Towards Human-AI Complementarity in Matching Tasks
Adrian Arnaiz-Rodriguez, Nina Corvelo Benz, Suhas Thejaswi, Nuria Oliver, Manuel Gomez-Rodriguez
Stop deploying matching algorithms as black-box recommendations. Build interfaces that expose algorithmic uncertainty and route edge cases to human judgment. Best for high-stakes domains like foster care placement or organ allocation where context matters.
Algorithmic matching systems in healthcare and social services don't improve human decisions. Humans using AI often perform worse than either the human or algorithm alone.
Method: The researchers built confidence-aware interfaces that show when the algorithm is uncertain. The system uses a complementarity score—measuring whether human-AI collaboration beats solo performance—and surfaces cases where human judgment adds value. In their healthcare matching experiments, the interface flags low-confidence predictions and lets humans override with domain knowledge the algorithm lacks.

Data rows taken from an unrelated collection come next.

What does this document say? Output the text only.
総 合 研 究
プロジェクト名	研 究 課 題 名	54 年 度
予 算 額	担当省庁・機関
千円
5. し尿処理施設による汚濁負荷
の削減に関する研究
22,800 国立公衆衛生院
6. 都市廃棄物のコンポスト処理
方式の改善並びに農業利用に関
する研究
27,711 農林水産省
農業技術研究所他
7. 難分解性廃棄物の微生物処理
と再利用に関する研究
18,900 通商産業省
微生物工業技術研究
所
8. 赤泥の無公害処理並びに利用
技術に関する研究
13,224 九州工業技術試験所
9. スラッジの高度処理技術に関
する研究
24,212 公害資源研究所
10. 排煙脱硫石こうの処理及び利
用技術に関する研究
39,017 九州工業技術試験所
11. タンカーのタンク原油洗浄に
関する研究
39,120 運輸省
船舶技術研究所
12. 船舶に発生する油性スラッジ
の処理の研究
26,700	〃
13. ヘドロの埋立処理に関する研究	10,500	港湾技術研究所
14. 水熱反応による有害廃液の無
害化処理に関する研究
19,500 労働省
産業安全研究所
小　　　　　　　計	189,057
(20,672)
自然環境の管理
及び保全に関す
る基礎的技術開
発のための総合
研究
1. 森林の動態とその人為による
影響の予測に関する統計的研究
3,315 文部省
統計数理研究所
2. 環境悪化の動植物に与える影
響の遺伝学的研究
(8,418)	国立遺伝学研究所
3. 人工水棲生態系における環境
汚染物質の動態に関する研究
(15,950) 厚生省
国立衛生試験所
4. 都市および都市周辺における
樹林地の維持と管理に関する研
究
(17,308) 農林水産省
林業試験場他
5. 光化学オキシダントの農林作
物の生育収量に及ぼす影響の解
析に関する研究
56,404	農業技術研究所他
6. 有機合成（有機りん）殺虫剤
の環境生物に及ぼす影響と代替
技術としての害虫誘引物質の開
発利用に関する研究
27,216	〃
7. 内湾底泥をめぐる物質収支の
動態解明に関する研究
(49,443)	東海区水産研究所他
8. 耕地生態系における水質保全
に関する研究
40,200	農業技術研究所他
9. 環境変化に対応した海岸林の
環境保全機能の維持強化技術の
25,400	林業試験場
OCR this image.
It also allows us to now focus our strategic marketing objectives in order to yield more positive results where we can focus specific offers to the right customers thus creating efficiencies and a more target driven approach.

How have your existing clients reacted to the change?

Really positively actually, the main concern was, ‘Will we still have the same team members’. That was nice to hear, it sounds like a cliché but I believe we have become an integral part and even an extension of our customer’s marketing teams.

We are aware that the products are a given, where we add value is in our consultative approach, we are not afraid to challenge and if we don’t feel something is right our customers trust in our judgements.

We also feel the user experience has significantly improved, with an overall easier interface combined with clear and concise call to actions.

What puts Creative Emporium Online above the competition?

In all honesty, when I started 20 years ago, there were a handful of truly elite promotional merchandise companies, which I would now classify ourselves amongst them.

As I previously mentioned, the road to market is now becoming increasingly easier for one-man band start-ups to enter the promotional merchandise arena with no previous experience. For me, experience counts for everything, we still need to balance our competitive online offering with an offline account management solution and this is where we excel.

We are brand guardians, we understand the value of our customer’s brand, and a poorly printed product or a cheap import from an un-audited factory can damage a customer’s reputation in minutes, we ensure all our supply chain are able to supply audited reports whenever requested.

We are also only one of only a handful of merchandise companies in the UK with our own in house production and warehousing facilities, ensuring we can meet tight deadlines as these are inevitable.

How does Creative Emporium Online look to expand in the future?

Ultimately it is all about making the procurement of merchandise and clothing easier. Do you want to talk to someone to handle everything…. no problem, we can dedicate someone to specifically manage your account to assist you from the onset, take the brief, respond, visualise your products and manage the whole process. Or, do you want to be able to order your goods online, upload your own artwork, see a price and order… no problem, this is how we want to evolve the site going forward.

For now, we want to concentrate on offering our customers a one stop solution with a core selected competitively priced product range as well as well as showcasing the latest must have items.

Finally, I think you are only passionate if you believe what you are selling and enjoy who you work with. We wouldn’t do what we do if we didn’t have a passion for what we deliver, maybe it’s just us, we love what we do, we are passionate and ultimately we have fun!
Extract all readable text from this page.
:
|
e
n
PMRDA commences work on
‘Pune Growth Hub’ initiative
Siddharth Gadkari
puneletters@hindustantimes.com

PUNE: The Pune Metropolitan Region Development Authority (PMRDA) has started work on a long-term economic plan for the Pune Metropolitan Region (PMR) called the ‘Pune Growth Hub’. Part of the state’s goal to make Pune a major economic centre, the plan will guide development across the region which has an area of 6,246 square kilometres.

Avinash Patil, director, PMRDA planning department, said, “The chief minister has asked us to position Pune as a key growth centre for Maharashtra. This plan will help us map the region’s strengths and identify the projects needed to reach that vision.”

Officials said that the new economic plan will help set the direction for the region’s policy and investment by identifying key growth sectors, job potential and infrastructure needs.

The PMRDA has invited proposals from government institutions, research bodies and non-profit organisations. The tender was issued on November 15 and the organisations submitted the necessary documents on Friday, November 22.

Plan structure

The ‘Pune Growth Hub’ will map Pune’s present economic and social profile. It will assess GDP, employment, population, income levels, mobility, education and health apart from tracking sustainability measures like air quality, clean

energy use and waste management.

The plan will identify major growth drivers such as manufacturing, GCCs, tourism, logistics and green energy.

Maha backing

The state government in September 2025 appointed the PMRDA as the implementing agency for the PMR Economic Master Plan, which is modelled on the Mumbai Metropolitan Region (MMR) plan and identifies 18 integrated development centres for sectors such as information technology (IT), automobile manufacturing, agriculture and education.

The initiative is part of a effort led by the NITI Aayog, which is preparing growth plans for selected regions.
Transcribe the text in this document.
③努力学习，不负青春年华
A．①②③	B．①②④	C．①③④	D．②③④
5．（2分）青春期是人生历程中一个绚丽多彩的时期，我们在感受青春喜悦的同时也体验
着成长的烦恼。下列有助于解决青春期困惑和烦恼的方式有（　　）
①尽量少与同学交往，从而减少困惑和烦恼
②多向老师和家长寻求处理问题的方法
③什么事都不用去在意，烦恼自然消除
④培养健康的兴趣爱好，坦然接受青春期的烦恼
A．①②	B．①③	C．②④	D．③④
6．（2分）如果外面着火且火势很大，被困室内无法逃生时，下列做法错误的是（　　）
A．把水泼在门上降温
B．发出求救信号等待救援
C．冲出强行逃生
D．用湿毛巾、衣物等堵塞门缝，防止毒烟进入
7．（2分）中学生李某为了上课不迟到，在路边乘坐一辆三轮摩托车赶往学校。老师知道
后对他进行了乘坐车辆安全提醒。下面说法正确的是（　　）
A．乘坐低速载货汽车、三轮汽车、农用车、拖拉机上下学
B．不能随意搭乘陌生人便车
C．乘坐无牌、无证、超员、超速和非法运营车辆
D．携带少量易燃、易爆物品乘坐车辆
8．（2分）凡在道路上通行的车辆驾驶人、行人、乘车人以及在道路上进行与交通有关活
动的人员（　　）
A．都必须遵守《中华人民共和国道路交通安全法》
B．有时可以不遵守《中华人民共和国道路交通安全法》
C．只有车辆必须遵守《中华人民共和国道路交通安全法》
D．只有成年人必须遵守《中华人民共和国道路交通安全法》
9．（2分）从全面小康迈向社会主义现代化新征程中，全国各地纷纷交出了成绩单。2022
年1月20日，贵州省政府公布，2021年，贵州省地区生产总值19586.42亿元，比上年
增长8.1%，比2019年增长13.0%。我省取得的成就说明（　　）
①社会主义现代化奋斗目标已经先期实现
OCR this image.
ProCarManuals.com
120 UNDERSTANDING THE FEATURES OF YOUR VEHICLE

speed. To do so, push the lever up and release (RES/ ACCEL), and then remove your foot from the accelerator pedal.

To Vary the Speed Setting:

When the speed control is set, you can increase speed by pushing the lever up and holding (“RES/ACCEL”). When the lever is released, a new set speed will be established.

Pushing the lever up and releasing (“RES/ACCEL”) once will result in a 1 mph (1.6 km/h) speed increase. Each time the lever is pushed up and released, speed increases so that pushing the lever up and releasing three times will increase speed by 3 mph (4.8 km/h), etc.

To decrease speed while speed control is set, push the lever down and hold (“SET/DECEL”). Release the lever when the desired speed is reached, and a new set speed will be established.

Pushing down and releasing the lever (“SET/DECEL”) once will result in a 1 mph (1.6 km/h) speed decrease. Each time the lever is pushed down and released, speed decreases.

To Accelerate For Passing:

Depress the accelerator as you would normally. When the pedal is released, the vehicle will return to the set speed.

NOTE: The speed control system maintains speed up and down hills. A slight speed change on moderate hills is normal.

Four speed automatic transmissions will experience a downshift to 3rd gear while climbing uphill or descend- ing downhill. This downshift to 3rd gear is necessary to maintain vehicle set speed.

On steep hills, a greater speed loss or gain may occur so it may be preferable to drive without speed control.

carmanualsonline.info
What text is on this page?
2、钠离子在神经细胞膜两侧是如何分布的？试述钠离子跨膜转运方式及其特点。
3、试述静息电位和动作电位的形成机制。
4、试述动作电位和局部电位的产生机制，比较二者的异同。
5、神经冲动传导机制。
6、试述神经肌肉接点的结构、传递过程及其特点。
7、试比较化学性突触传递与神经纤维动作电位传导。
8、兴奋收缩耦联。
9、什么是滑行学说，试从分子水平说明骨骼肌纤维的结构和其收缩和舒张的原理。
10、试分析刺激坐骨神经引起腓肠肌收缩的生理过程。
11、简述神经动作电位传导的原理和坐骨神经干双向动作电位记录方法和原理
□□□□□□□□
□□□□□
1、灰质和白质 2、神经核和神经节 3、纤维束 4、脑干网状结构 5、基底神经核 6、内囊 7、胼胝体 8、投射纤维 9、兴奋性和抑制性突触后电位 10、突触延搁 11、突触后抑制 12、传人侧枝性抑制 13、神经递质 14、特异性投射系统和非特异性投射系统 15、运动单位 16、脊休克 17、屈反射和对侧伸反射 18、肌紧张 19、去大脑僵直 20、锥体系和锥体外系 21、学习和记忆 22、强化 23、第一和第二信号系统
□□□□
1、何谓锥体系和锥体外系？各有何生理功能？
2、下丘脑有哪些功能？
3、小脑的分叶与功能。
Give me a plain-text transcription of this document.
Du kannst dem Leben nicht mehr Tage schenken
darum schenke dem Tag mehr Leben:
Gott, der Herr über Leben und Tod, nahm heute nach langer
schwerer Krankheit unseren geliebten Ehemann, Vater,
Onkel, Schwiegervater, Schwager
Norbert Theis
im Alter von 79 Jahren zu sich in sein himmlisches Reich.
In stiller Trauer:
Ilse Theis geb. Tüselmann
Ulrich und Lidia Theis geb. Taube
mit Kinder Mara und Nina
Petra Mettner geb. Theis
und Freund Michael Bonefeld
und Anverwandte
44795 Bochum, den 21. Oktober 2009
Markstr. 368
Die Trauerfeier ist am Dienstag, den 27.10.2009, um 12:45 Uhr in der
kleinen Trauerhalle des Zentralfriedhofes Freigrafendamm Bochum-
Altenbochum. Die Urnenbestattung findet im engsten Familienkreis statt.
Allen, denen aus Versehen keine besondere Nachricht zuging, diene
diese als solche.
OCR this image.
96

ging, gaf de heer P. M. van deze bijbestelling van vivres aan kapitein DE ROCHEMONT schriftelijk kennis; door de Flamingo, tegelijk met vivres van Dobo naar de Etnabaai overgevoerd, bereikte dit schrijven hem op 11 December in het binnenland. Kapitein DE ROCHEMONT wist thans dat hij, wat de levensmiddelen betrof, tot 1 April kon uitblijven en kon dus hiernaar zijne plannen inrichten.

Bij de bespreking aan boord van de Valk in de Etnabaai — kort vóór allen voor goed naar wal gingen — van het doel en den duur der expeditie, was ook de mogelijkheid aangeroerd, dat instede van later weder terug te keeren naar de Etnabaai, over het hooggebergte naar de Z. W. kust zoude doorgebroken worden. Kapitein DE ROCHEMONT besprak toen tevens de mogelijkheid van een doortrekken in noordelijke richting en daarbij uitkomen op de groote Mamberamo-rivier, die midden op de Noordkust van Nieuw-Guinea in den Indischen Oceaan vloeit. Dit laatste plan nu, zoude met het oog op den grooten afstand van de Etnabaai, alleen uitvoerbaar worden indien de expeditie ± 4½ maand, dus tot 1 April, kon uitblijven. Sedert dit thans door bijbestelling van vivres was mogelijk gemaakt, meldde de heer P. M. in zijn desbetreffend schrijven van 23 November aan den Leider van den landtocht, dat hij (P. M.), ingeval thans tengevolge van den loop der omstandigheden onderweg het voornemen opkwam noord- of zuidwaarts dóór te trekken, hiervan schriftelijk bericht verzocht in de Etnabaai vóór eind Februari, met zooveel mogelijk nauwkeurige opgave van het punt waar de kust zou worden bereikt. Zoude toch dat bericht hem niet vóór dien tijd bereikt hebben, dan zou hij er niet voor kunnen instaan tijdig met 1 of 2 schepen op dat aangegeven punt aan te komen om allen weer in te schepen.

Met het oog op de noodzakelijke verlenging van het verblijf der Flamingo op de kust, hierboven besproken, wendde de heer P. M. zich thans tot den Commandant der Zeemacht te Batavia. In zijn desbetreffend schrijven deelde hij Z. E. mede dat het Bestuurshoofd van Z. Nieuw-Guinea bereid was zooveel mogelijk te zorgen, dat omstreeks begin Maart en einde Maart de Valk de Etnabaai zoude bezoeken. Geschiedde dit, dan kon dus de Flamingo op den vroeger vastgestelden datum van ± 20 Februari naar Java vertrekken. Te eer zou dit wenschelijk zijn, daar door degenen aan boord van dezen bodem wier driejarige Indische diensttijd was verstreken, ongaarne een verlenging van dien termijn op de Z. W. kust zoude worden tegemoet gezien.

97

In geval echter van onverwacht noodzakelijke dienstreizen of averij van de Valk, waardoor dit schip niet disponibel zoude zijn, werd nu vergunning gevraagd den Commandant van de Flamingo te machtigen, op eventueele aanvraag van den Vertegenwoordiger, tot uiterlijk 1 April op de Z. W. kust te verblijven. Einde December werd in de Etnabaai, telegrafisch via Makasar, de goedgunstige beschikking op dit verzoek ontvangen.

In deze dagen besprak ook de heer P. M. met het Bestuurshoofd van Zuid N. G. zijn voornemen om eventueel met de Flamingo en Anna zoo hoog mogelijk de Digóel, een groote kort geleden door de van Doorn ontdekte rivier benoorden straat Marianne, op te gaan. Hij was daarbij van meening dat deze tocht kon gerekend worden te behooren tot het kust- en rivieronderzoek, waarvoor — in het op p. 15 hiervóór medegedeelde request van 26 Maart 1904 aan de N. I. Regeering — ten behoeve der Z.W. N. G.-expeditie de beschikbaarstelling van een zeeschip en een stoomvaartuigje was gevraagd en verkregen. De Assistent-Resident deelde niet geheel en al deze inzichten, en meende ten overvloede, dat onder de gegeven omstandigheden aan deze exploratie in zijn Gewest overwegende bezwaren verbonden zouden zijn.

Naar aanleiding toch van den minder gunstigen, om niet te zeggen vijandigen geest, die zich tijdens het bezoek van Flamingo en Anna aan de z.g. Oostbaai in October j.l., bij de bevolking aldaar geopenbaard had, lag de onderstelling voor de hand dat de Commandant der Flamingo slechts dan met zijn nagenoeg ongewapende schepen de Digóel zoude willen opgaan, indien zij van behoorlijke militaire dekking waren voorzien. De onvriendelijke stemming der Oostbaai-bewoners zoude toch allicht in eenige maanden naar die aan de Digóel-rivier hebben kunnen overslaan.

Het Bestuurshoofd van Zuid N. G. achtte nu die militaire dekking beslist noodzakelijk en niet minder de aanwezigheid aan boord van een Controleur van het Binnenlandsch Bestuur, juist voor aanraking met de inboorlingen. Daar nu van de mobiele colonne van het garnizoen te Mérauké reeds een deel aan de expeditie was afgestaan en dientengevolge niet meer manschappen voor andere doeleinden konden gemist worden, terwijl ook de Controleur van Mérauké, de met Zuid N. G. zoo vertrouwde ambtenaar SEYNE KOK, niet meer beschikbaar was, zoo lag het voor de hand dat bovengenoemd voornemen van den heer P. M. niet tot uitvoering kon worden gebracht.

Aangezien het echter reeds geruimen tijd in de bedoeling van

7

Caveats: Requires ground-truth data to calibrate confidence scores. Won't work in domains where you can't measure prediction certainty.
Reflections: How do you design confidence displays that don't overwhelm users with uncertainty information? · What's the optimal threshold for routing decisions to humans vs. algorithms? · Can complementarity scores generalize across different matching domains?